Joseph Stalin, então em ascensão dentro do partido, não foi o formulador da NEP, mas atuou no interior da engrenagem política que a sustentava. Sua habilidade organizativa e sua posição como secretário-geral permitiram-lhe consolidar influência num momento em que a prioridade era reconstruir o Estado e evitar o colapso definitivo da revolução.

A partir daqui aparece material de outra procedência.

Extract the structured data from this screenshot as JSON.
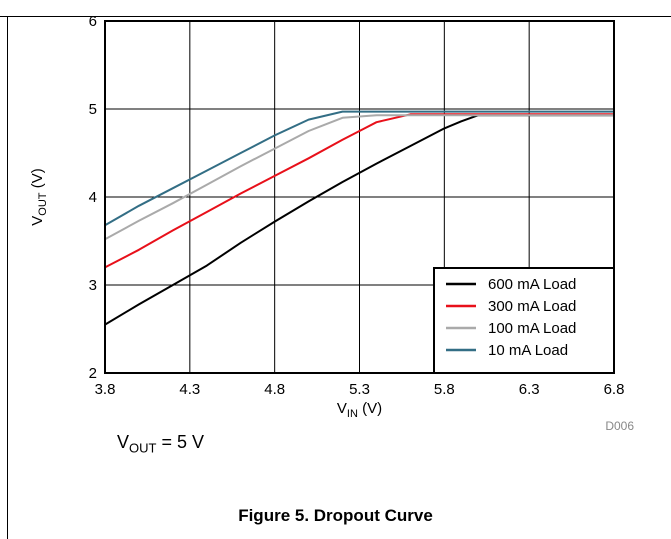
{
  "chart_data": {
    "type": "line",
    "xlabel_main": "V",
    "xlabel_sub": "IN",
    "xlabel_unit": " (V)",
    "ylabel_main": "V",
    "ylabel_sub": "OUT",
    "ylabel_unit": " (V)",
    "xlim": [
      3.8,
      6.8
    ],
    "ylim": [
      2,
      6
    ],
    "x_ticks": [
      3.8,
      4.3,
      4.8,
      5.3,
      5.8,
      6.3,
      6.8
    ],
    "x_tick_labels": [
      "3.8",
      "4.3",
      "4.8",
      "5.3",
      "5.8",
      "6.3",
      "6.8"
    ],
    "y_ticks": [
      2,
      3,
      4,
      5,
      6
    ],
    "y_tick_labels": [
      "2",
      "3",
      "4",
      "5",
      "6"
    ],
    "grid": true,
    "legend_position": "bottom-right",
    "series": [
      {
        "name": "600 mA Load",
        "color": "#000000",
        "x": [
          3.8,
          4.0,
          4.2,
          4.4,
          4.6,
          4.8,
          5.0,
          5.2,
          5.4,
          5.6,
          5.8,
          5.9,
          6.0,
          6.8
        ],
        "y": [
          2.55,
          2.78,
          3.0,
          3.22,
          3.48,
          3.72,
          3.95,
          4.17,
          4.38,
          4.58,
          4.78,
          4.86,
          4.93,
          4.93
        ]
      },
      {
        "name": "300 mA Load",
        "color": "#e8101a",
        "x": [
          3.8,
          4.0,
          4.2,
          4.4,
          4.6,
          4.8,
          5.0,
          5.2,
          5.4,
          5.6,
          6.8
        ],
        "y": [
          3.2,
          3.4,
          3.62,
          3.83,
          4.04,
          4.24,
          4.44,
          4.65,
          4.85,
          4.94,
          4.94
        ]
      },
      {
        "name": "100 mA Load",
        "color": "#aaaaaa",
        "x": [
          3.8,
          4.0,
          4.2,
          4.4,
          4.6,
          4.8,
          5.0,
          5.2,
          5.4,
          6.8
        ],
        "y": [
          3.52,
          3.73,
          3.93,
          4.14,
          4.35,
          4.55,
          4.75,
          4.9,
          4.93,
          4.93
        ]
      },
      {
        "name": "10 mA Load",
        "color": "#336e85",
        "x": [
          3.8,
          4.0,
          4.2,
          4.4,
          4.6,
          4.8,
          5.0,
          5.2,
          6.8
        ],
        "y": [
          3.68,
          3.9,
          4.1,
          4.3,
          4.5,
          4.7,
          4.88,
          4.97,
          4.97
        ]
      }
    ],
    "code_label": "D006"
  },
  "condition": {
    "main": "V",
    "sub": "OUT",
    "rest": " = 5 V"
  },
  "caption": "Figure 5. Dropout Curve"
}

Com a morte de Lenin, abriu-se uma disputa interna no partido. Stalin, gradualmente, neutralizou adversários e consolidou o poder. A partir do final dos anos 1920, promoveu uma inflexão decisiva: abandono progressivo da NEP; implementação dos planos quinquenais; aceleração da industrialização pesada; coletivização da agricultura.
O objetivo era claro: transformar uma economia agrária atrasada em uma potência industrial capaz de sobreviver em um ambiente internacional hostil. Os resultados foram expressivos em termos de capacidade industrial. Contudo, esse processo foi acompanhado por: forte coerção estatal; deslocamentos populacionais; repressão política aos contrarrevolucionários, especialmente durante os expurgos.
Aqui se estabelece uma das grandes tensões do período: construção acelerada versus custo humano elevado.
Durante a década de 1930, a União Soviética enfrentava crescente ameaça externa, especialmente com a ascensão do nazismo. A política de Stalin nesse período buscou: ganhar tempo; fortalecer a capacidade militar; evitar isolamento completo;
Ainda que controversas, essas medidas estavam inseridas em uma lógica de sobrevivência de um Estado que se via cercado por potências hostis. A invasão alemã marcou o início da chamada Grande Guerra Patriótica, parte decisiva da Segunda Guerra Mundial.

Sob a liderança de Stalin, a União Soviética enfrentou um dos maiores desafios de sua história: perdas humanas massivas; destruição de cidades inteiras; necessidade de mobilização total da sociedade. A resistência soviética foi decisiva, com destaque para a Batalha de Stalingrado, que simboliza a inflexão do conflito. A vitória sobre a Alemanha Nazista projetou a União Soviética como potência global e consolidou Stalin como figura central nesse processo.
No pós-guerra, a União Soviética emergiu como uma das duas grandes potências mundiais, no contexto da Guerra Fria. Internamente, o período foi marcado por: reconstrução econômica; manutenção de forte centralização política; continuidade de mecanismos de controle estatal. Externamente, consolidou-se uma área de influência no Leste Europeu, redefinindo o equilíbrio de poder global.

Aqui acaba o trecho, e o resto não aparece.